[PATCH V2 fix] mtd: gpmi: fix the bitflips for erased page

Fri Jan 10 14:41:29 EST 2014

On 10 Jan 2014, b32955 at freescale.com wrote:

> This patch does a check for the uncorrectable failure in the following
> steps:

> [0] set the threshold.  The threshold is set based on the truth: "A
> single 0 bit will lead to gf_len(13 or 14) bits 0 after the BCH do the
> ECC."

> For the sake of safe, we will set the threshold with half the gf_len,
> and do not make it bigger the ECC strength.

> [1] count the bitflips of the current ECC chunk, assume it is N.

> [2] if the (N <= threshold) is true, we continue to read out the page
> with ECC disabled. and we count the bitflips again, assume it is N2.

> [3] if the (N2 <= threshold) is true again, we can regard this is a
> erased page. This is because a real erased page is full of 0xFF(maybe
> also has several bitflips), while a page contains the 0xFF data will
> definitely has many bitflips in the ECC parity area.

> [4] if the [3] fails, we can regard this is a page filled with the
> '0xFF' data.

Sorry, I am a slow thinker.  Why do we bother with steps 0-2 at all?
Why not just read the page without ECC on an un-correctable error.
Another driver (which I was patterning off of) is the fsmc_nand.c and
it's count_written_bits() routine.

It has an interesting feature to pass the strength to the counting
routine, so that it aborts early if more than 'strength' zeros are
encountered.  If you remove steps 0-2, I think you end up with the same
results and just the code size and run time change.  For your cases,

 1) Erased NAND sector, it will be much faster.
 2) Un-correctable all xff it will be,
    a) just as fast for errors just above strength.
    b) slower for many errors.
 3) A read error with non-ff data.  Benefits from early abort due to
     strength exceeded.  Will be slower if step 0-2 omitted.

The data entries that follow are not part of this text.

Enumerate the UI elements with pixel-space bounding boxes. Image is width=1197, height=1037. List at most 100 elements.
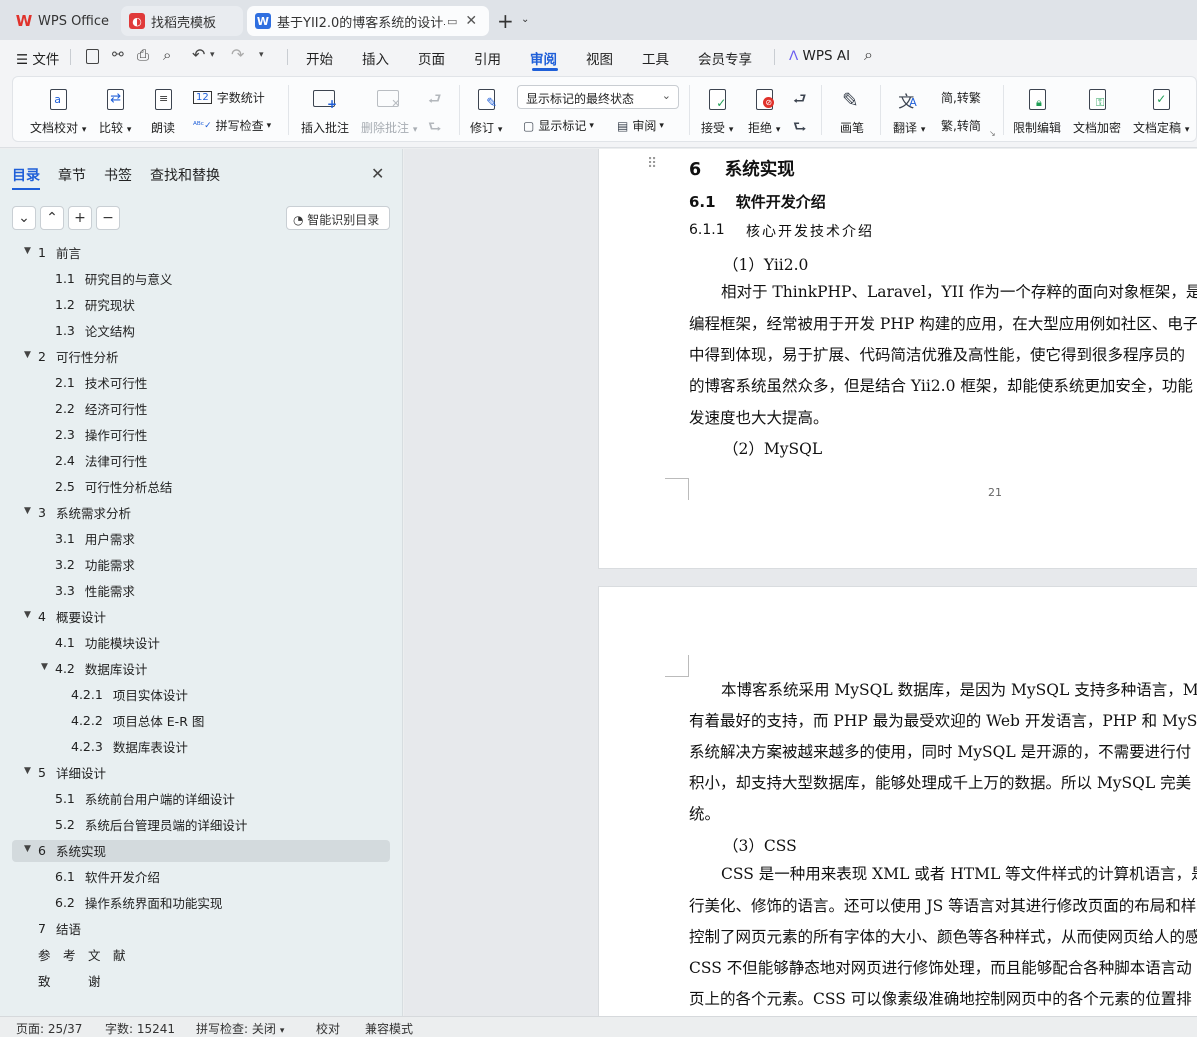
restrict-edit-button[interactable]: 🔒︎ 限制编辑	[1013, 87, 1061, 136]
toc-item[interactable]: 6.2 操作系统界面和功能实现	[55, 893, 222, 912]
prev-change-icon[interactable]: ⮐	[793, 89, 807, 114]
tab-wps-office[interactable]: W WPS Office	[8, 6, 118, 36]
toc-item[interactable]: 4.2.3 数据库表设计	[71, 737, 188, 756]
more-chevron-icon[interactable]: ▾	[259, 50, 264, 60]
translate-button[interactable]: 文A 翻译 ▾	[893, 87, 925, 136]
close-icon[interactable]: ✕	[371, 164, 384, 183]
menu-home[interactable]: 开始	[306, 48, 333, 68]
new-tab-button[interactable]: +	[497, 9, 514, 33]
close-icon[interactable]: ✕	[465, 13, 477, 29]
expand-caret-icon[interactable]: ▼	[24, 766, 31, 776]
finalize-button[interactable]: ✓ 文档定稿 ▾	[1133, 87, 1189, 136]
proofread-status[interactable]: 校对	[316, 1020, 340, 1037]
expand-caret-icon[interactable]: ▼	[24, 506, 31, 516]
search-icon[interactable]: ⌕	[864, 45, 873, 65]
toc-item[interactable]: 5 详细设计	[38, 763, 106, 782]
toc-item[interactable]: 2.3 操作可行性	[55, 425, 147, 444]
tab-toc[interactable]: 目录	[12, 165, 40, 185]
expand-group-icon[interactable]: ↘	[989, 129, 996, 138]
save-icon[interactable]	[86, 49, 99, 64]
print-preview-icon[interactable]: ⌕	[163, 46, 171, 64]
toc-item[interactable]: 7 结语	[38, 919, 81, 938]
reject-button[interactable]: ⊘ 拒绝 ▾	[748, 87, 780, 136]
toc-item[interactable]: 1.2 研究现状	[55, 295, 135, 314]
tab-current-document[interactable]: W 基于YII2.0的博客系统的设计与 ▭ ✕	[247, 6, 489, 36]
review-pane-button[interactable]: ▤ 审阅 ▾	[617, 117, 664, 134]
toc-item[interactable]: 5.2 系统后台管理员端的详细设计	[55, 815, 247, 834]
compare-button[interactable]: ⇄ 比较 ▾	[99, 87, 131, 136]
print-icon[interactable]: ⎙	[137, 46, 149, 64]
tab-find-replace[interactable]: 查找和替换	[150, 165, 220, 185]
toc-item[interactable]: 2.2 经济可行性	[55, 399, 147, 418]
word-count-indicator[interactable]: 字数: 15241	[105, 1020, 175, 1037]
tab-docer[interactable]: ◐ 找稻壳模板	[121, 6, 243, 36]
menu-insert[interactable]: 插入	[362, 48, 389, 68]
tab-bookmarks[interactable]: 书签	[104, 165, 132, 185]
add-heading-button[interactable]: +	[68, 206, 92, 230]
toc-item[interactable]: 致 谢	[38, 971, 101, 990]
spell-check-status[interactable]: 拼写检查: 关闭 ▾	[196, 1020, 284, 1037]
prev-comment-icon[interactable]: ⮐	[428, 89, 442, 114]
spell-check-button[interactable]: ᴬᴮᶜ✓ 拼写检查 ▾	[193, 117, 271, 134]
expand-caret-icon[interactable]: ▼	[24, 350, 31, 360]
menu-review[interactable]: 审阅	[530, 48, 557, 68]
wps-ai-button[interactable]: ᐱ WPS AI	[789, 48, 850, 64]
undo-icon[interactable]: ↶	[192, 45, 205, 64]
menu-page[interactable]: 页面	[418, 48, 445, 68]
toc-item[interactable]: 4.2.1 项目实体设计	[71, 685, 188, 704]
word-count-button[interactable]: 12 字数统计	[193, 89, 265, 106]
toc-item[interactable]: 3.3 性能需求	[55, 581, 135, 600]
next-comment-icon[interactable]: ⮑	[428, 117, 442, 142]
toc-item[interactable]: 6 系统实现	[38, 841, 106, 860]
expand-caret-icon[interactable]: ▼	[24, 844, 31, 854]
toc-item[interactable]: 4.1 功能模块设计	[55, 633, 160, 652]
expand-caret-icon[interactable]: ▼	[24, 246, 31, 256]
toc-item[interactable]: 4 概要设计	[38, 607, 106, 626]
accept-button[interactable]: ✓ 接受 ▾	[701, 87, 733, 136]
menu-file-button[interactable]: ☰ 文件	[16, 48, 59, 68]
menu-view[interactable]: 视图	[586, 48, 613, 68]
expand-caret-icon[interactable]: ▼	[41, 662, 48, 672]
toc-item[interactable]: 2 可行性分析	[38, 347, 118, 366]
menu-tools[interactable]: 工具	[642, 48, 669, 68]
toc-item[interactable]: 3.1 用户需求	[55, 529, 135, 548]
read-aloud-button[interactable]: ≡ 朗读	[150, 87, 176, 136]
expand-up-button[interactable]: ⌃	[40, 206, 64, 230]
toc-item[interactable]: 2.4 法律可行性	[55, 451, 147, 470]
menu-membership[interactable]: 会员专享	[698, 48, 752, 68]
pen-button[interactable]: ✎ 画笔	[839, 87, 865, 136]
drag-handle-icon[interactable]: ⠿	[647, 156, 657, 172]
chevron-down-icon[interactable]: ▾	[210, 50, 215, 60]
smart-toc-button[interactable]: ◔ 智能识别目录	[286, 206, 390, 230]
menu-references[interactable]: 引用	[474, 48, 501, 68]
redo-icon[interactable]: ↷	[231, 45, 244, 64]
collapse-all-button[interactable]: ⌄	[12, 206, 36, 230]
toc-item[interactable]: 参 考 文 献	[38, 945, 126, 964]
remove-heading-button[interactable]: −	[96, 206, 120, 230]
toc-item[interactable]: 1 前言	[38, 243, 81, 262]
chevron-down-icon[interactable]: ⌄	[521, 14, 529, 25]
tab-sections[interactable]: 章节	[58, 165, 86, 185]
toc-item[interactable]: 1.3 论文结构	[55, 321, 135, 340]
toc-item[interactable]: 2.1 技术可行性	[55, 373, 147, 392]
proofread-button[interactable]: a 文档校对 ▾	[30, 87, 86, 136]
next-change-icon[interactable]: ⮑	[793, 117, 807, 142]
display-mode-select[interactable]: 显示标记的最终状态 ⌄	[517, 85, 679, 109]
toc-item[interactable]: 2.5 可行性分析总结	[55, 477, 172, 496]
link-icon[interactable]: ⚯	[112, 47, 124, 63]
toc-item[interactable]: 6.1 软件开发介绍	[55, 867, 160, 886]
toc-item[interactable]: 3 系统需求分析	[38, 503, 131, 522]
toc-item[interactable]: 5.1 系统前台用户端的详细设计	[55, 789, 235, 808]
delete-comment-button[interactable]: ✕ 删除批注 ▾	[361, 87, 417, 136]
track-changes-button[interactable]: ✎ 修订 ▾	[470, 87, 502, 136]
toc-item[interactable]: 3.2 功能需求	[55, 555, 135, 574]
to-simplified-button[interactable]: 繁,转简	[941, 117, 981, 134]
encrypt-button[interactable]: ⚿ 文档加密	[1073, 87, 1121, 136]
insert-comment-button[interactable]: + 插入批注	[301, 87, 349, 136]
toc-item[interactable]: 4.2 数据库设计	[55, 659, 147, 678]
expand-caret-icon[interactable]: ▼	[24, 610, 31, 620]
show-markup-button[interactable]: ▢ 显示标记 ▾	[523, 117, 594, 134]
toc-item[interactable]: 4.2.2 项目总体 E-R 图	[71, 711, 204, 730]
toc-item[interactable]: 1.1 研究目的与意义	[55, 269, 172, 288]
to-traditional-button[interactable]: 简,转繁	[941, 89, 981, 106]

The case 2b should never happen for a properly functioning system.  If a
block has such a bad sector, it should be in the BB.  I guess checking
the ECCed data is of benefit for case 3.  However, the most common case
should be 1, an erased sector.  It will be common during UBI scanning on
boot up for instance.  2a and 3 are actually the same case with different
page data.

For certain, the short-circuit is a benefit if you leave the loop on the
ECCed data.  I think that the cases of permanent errors will be more
common that read errors that repair by re-writing data/migrating data.
So, I think that the probability is,

  1) Erased page
  2) Program error (just above strength)
  3) Read failure (just above strength).
  4) Errors far above strength (maybe impossible).

For the items 2,3 these will be migrated to the bad blocks so maybe they
are the same to us.  I think that as Elie noted, the erased page is the
really common item.  Wouldn't it be best to optimize for that?  Skipping
the first check also makes the run time for xFF and non-FF data closer
depending on an early abort of 'thresh' exceeded.

Thanks for some interesting code.

Bill Pringlemeir.